Talk:Deadlock

From Wikipedia, the free encyclopedia

Contents

[edit] Deadly embrace?

Shouldn't this article have the term "Deadly Embrace" somewhere in it as an alternate term for Deadlock? --grr 23:12, 12 December 2006 (UTC)

[edit] Poor examples

An example of a deadlock occurs frequently in database products. Client applications using the database may require exclusive access to a given table, and in order to gain exclusive access they ask for a lock. If two client applications both attempt to lock the same table at the same time, neither will receive it, there is no general way to decide who to give the lock to. In this case both clients will wait for the lock forever.

Um, no. Just give it to one of the clients which will run and finish, then the other one gets a chance to run. I'm giong to replace this with a better example MatthewWilcox 12:55, 15 Dec 2004 (UTC)

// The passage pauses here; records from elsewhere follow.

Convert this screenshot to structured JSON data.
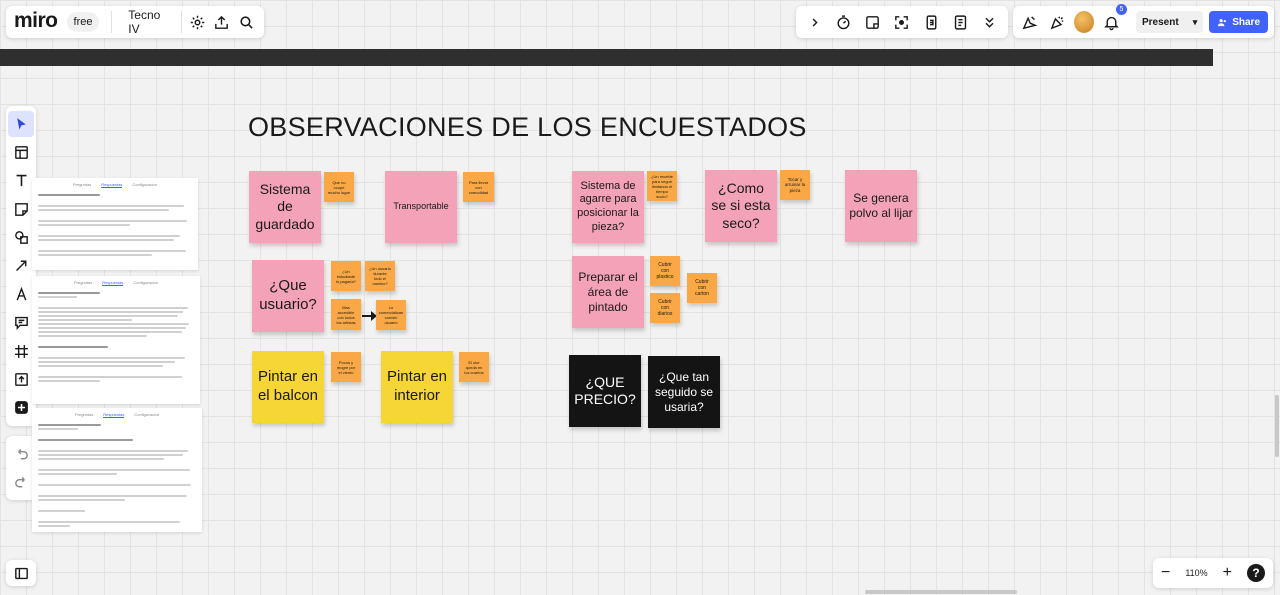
{
  "app": {
    "logo": "miro",
    "plan_badge": "free",
    "board_name": "Tecno IV"
  },
  "header_right": {
    "notification_count": "5",
    "present_label": "Present",
    "share_label": "Share"
  },
  "zoom": {
    "level": "110%",
    "minus": "−",
    "plus": "+",
    "help": "?"
  },
  "board": {
    "title": "OBSERVACIONES DE LOS ENCUESTADOS",
    "doc_tabs": [
      "Preguntas",
      "Respuestas",
      "Configuracion"
    ],
    "stickies": [
      {
        "id": "s1",
        "text": "Sistema de guardado",
        "color": "pink"
      },
      {
        "id": "s2",
        "text": "Que no ocupe mucho lugar",
        "color": "orange"
      },
      {
        "id": "s3",
        "text": "Transportable",
        "color": "pink"
      },
      {
        "id": "s4",
        "text": "Para llevar con comodidad",
        "color": "orange"
      },
      {
        "id": "s5",
        "text": "¿Que usuario?",
        "color": "pink"
      },
      {
        "id": "s6",
        "text": "¿Un estudiante lo pagaria?",
        "color": "orange"
      },
      {
        "id": "s7",
        "text": "¿Un usuario durante todo el camino?",
        "color": "orange"
      },
      {
        "id": "s8",
        "text": "Mas accesible con todos los artistas",
        "color": "orange"
      },
      {
        "id": "s9",
        "text": "Lo comercializan con/sin usuario",
        "color": "orange"
      },
      {
        "id": "s10",
        "text": "Pintar en el balcon",
        "color": "yellow"
      },
      {
        "id": "s11",
        "text": "Pocos y mugre por el viento",
        "color": "orange"
      },
      {
        "id": "s12",
        "text": "Pintar en interior",
        "color": "yellow"
      },
      {
        "id": "s13",
        "text": "El olor queda en los cuartos",
        "color": "orange"
      },
      {
        "id": "s14",
        "text": "Sistema de agarre para posicionar la pieza?",
        "color": "pink"
      },
      {
        "id": "s15",
        "text": "¿Un mueble para seguir limitando el tiempo sucio?",
        "color": "orange"
      },
      {
        "id": "s16",
        "text": "¿Como se si esta seco?",
        "color": "pink"
      },
      {
        "id": "s17",
        "text": "Tocar y arruinar la pieza",
        "color": "orange"
      },
      {
        "id": "s18",
        "text": "Se genera polvo al lijar",
        "color": "pink"
      },
      {
        "id": "s19",
        "text": "Preparar el área de pintado",
        "color": "pink"
      },
      {
        "id": "s20",
        "text": "Cubrir con plastico",
        "color": "orange"
      },
      {
        "id": "s21",
        "text": "Cubrir con carton",
        "color": "orange"
      },
      {
        "id": "s22",
        "text": "Cubrir con diarios",
        "color": "orange"
      },
      {
        "id": "s23",
        "text": "¿QUE PRECIO?",
        "color": "black"
      },
      {
        "id": "s24",
        "text": "¿Que tan seguido se usaria?",
        "color": "black"
      }
    ]
  }
}
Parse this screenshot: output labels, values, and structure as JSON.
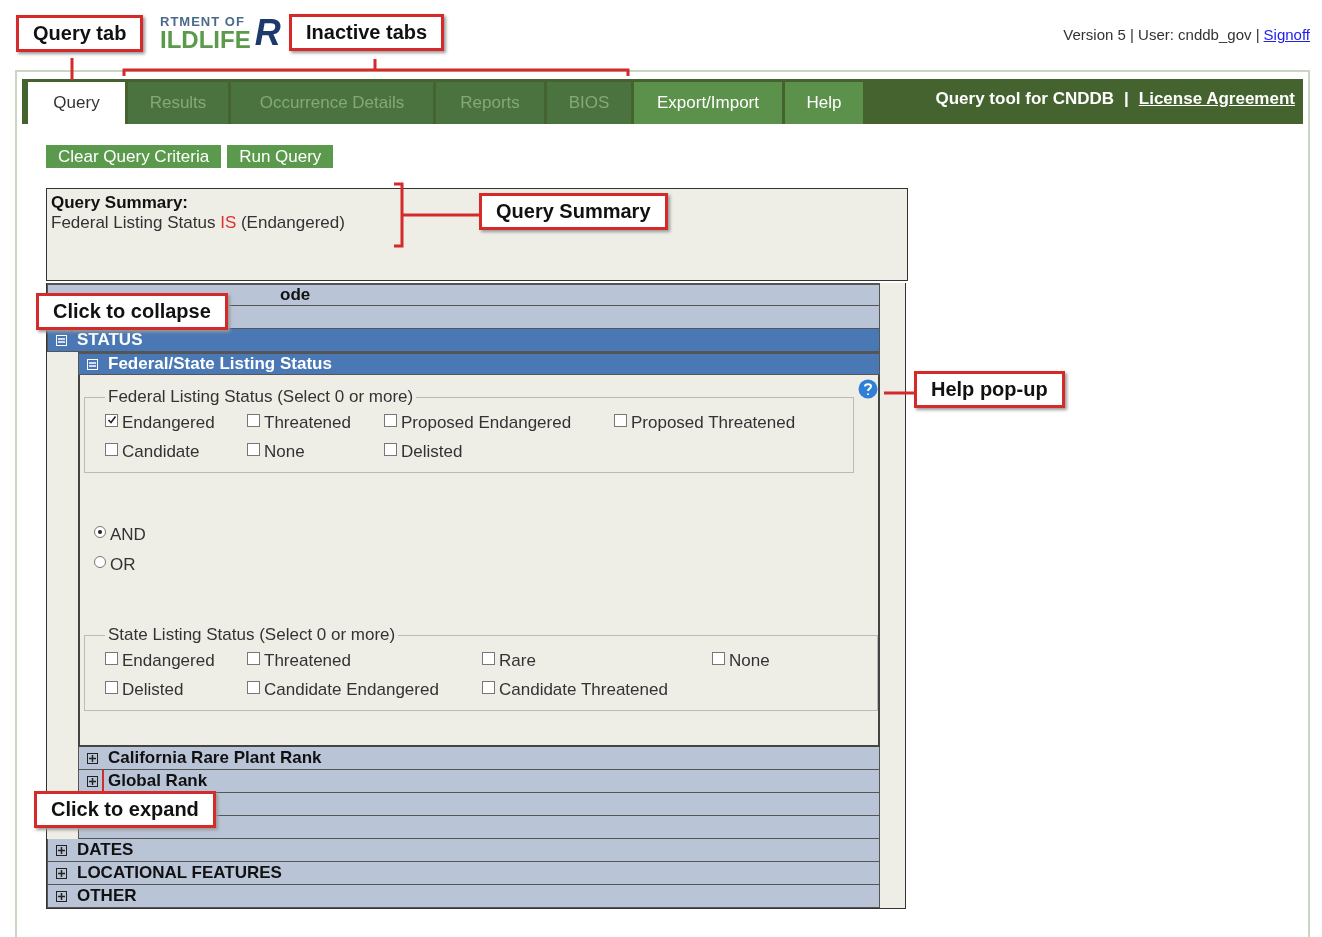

Agreed; deadlock is impossible with only one resource, which is what that text describes. I'd guess the original writer had encountered a deadlock with row-level locking and misunderstood. PostgreSQL's documentation describes this.[1] I'd say this is a better example than two tables, because it's best to avoid contributing to the perception that databases use table-level locks internally. Specifically, by your text here:

(But this particular type of deadlock is easily prevented, e.g., by using an all-or-none resource allocation algorithm.)

are you proposing something like LOCK table_1, table_2 IN EXCLUSIVE MODE; at the beginning of the transaction? That severely limits concurrency. I'd say it's better to use a per-row example like the PostgreSQL one and suggest resolving it application-side in one of two ways:

  • using a consistent ordering
  • catch the "would deadlock" exception generated by the database server and replay the transaction

- Slamb 20:37, 20 August 2006 (UTC)

Diagree w/ Matthew & Slamb; In practice, most database systems can deadlock on what seems to be a single resource, and independent of granularity (table, row, etc.) This is due to the use of a reader-writer lock, used to improve concurrency. Unfortunatly reader-writer locks can introduce a deadlock condition sometimes called a conversion deadlock, where two threads both obtain a read lock on the resource, and then attempt to convert it to a write lock. In my experience, at least for databases, this form of deadlock is far more common in practice than a "classic" deadlock involving two seperate resources. I can come up with an example... --Burt Harris 15:42, 24 August 2006 (UTC)

Burt: I'm sold; I think your explanation belongs in the article. In hindsight, I think I've only avoided getting bitten by this because,

  • in general, I use fancy MVCC databases in the read committed isolation level. I'm cautious about changing things based on a non-repeatable read, so if I do a select then update, I always do "select ... for update". As a side effect, I never upgrade the lock.
  • the homegrown database I use at work doesn't even allow upgrading a lock from shared to exclusive. I should ask if this is why.

Maybe this should go in a new section? Even as common as you say it is, it's a little more complex and so maybe shouldn't be the first example. -Slamb 03:08, 25 August 2006 (UTC)

[edit] Link to Henry Wong

In the "External links" section, the link to Henry Wong, author of "Advanced Synchronization in Java Threads", leads to the wikipedia page of a fictional character from the Digimon series.

[edit] Definition

"In the computing world deadlock refers to a specific problem when two or more processes are waiting on the same shared resource."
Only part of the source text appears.